Most parents and children’s leaders will be familiar with children’s incessant questions about heaven. “Will there be pets in heaven?” or “Is there ice cream in heaven?” or “What about the jewelled city?” None of this is bad, but children should be grounded in the centrality of God in the new heavens and earth.
One of our family’s favourite books is The Garden, The Curtain and The Cross by Carl Laferton. It grounds the biblical story in the presence of God. The joy of the garden is “People could see God, and speak to God, and just enjoy being with God.” The primary curse of the Fall is described this way “It is wonderful to live with him… but because of your sin you can’t come in.” After describing the salvation of Jesus the book ends by circling right back to the start. “We will see God and speak to God and just enjoy being with God – just as he planned.” This simple gospel overview, grounds the good news in being with God. Children can understand this. They can grasp the joy of seeing and enjoying God.

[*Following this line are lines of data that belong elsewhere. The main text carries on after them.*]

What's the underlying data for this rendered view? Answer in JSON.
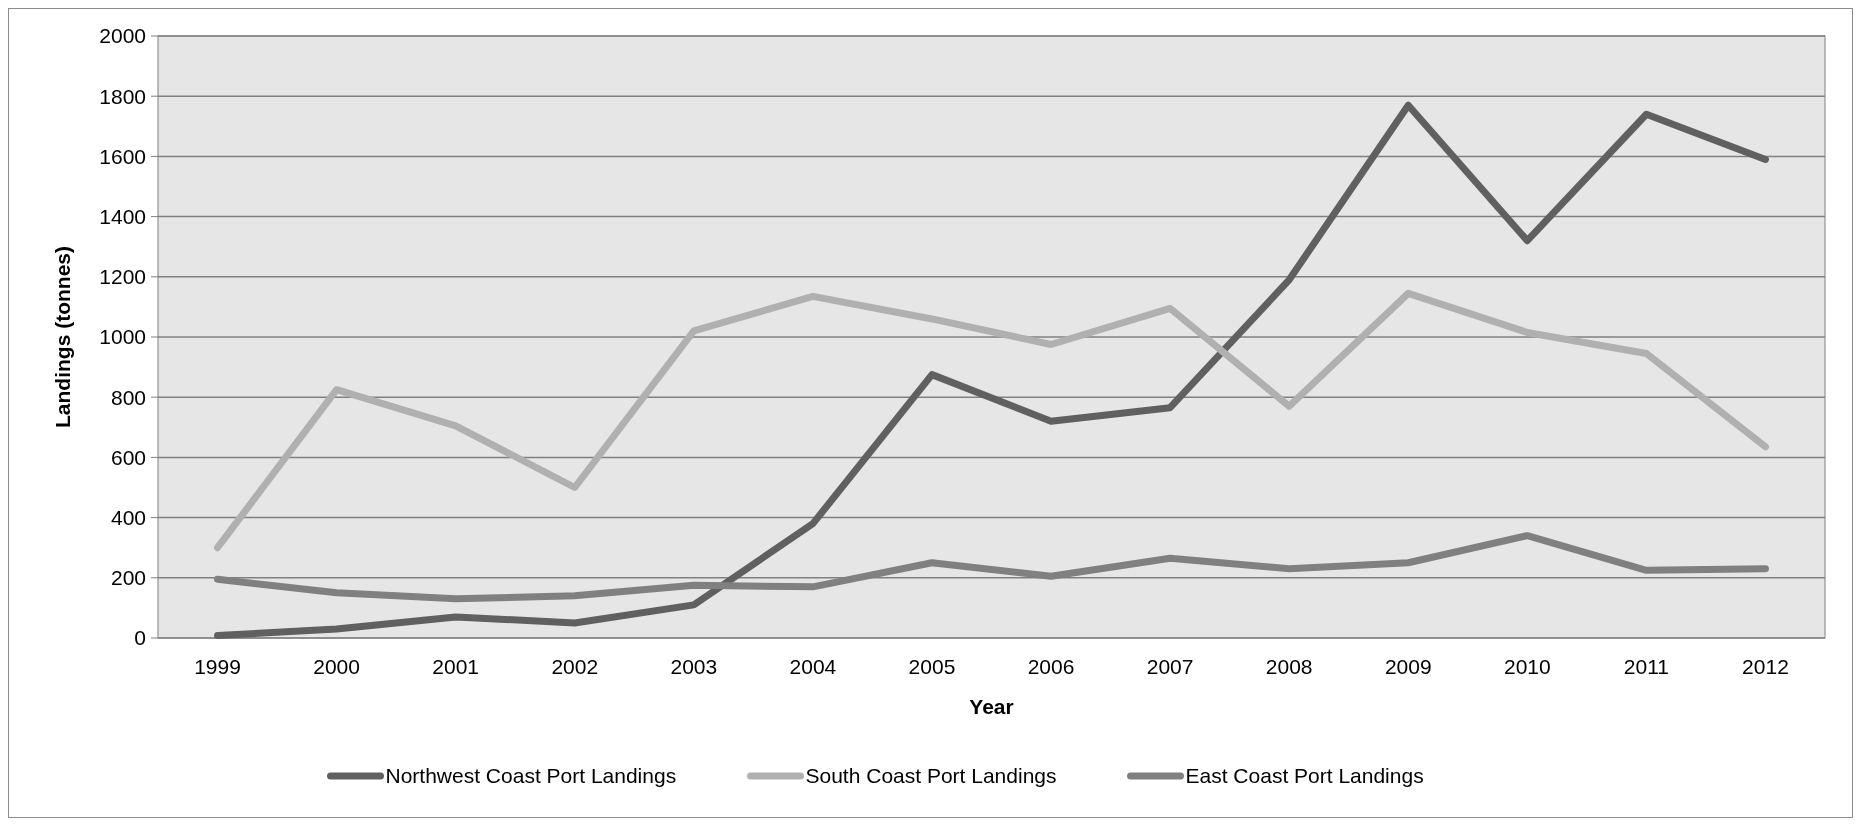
{
  "chart_data": {
    "type": "line",
    "xlabel": "Year",
    "ylabel": "Landings (tonnes)",
    "categories": [
      "1999",
      "2000",
      "2001",
      "2002",
      "2003",
      "2004",
      "2005",
      "2006",
      "2007",
      "2008",
      "2009",
      "2010",
      "2011",
      "2012"
    ],
    "series": [
      {
        "name": "Northwest Coast Port Landings",
        "color": "#606060",
        "values": [
          8,
          30,
          70,
          50,
          110,
          380,
          875,
          720,
          765,
          1190,
          1770,
          1320,
          1740,
          1590
        ]
      },
      {
        "name": "South Coast Port Landings",
        "color": "#b0b0b0",
        "values": [
          300,
          825,
          705,
          500,
          1020,
          1135,
          1060,
          975,
          1095,
          770,
          1145,
          1015,
          945,
          635
        ]
      },
      {
        "name": "East Coast Port Landings",
        "color": "#808080",
        "values": [
          195,
          150,
          130,
          140,
          175,
          170,
          250,
          205,
          265,
          230,
          250,
          340,
          225,
          230
        ]
      }
    ],
    "ylim": [
      0,
      2000
    ],
    "yticks": [
      0,
      200,
      400,
      600,
      800,
      1000,
      1200,
      1400,
      1600,
      1800,
      2000
    ],
    "grid": "y",
    "legend": "bottom",
    "marker": "none",
    "line_style": "solid"
  }
}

You may not use the phrase “Beatific Vision.” But you must ground the future hope in God. One of my children as a pre-schooler talked about heaven “And when I die, I’ll see Jesus and give him a great big cuddle.” Pedants may want to question whether the return of Christ includes a beatific embrace. But surely the idea of the great joy of heaven being God himself is something we must impress on our children.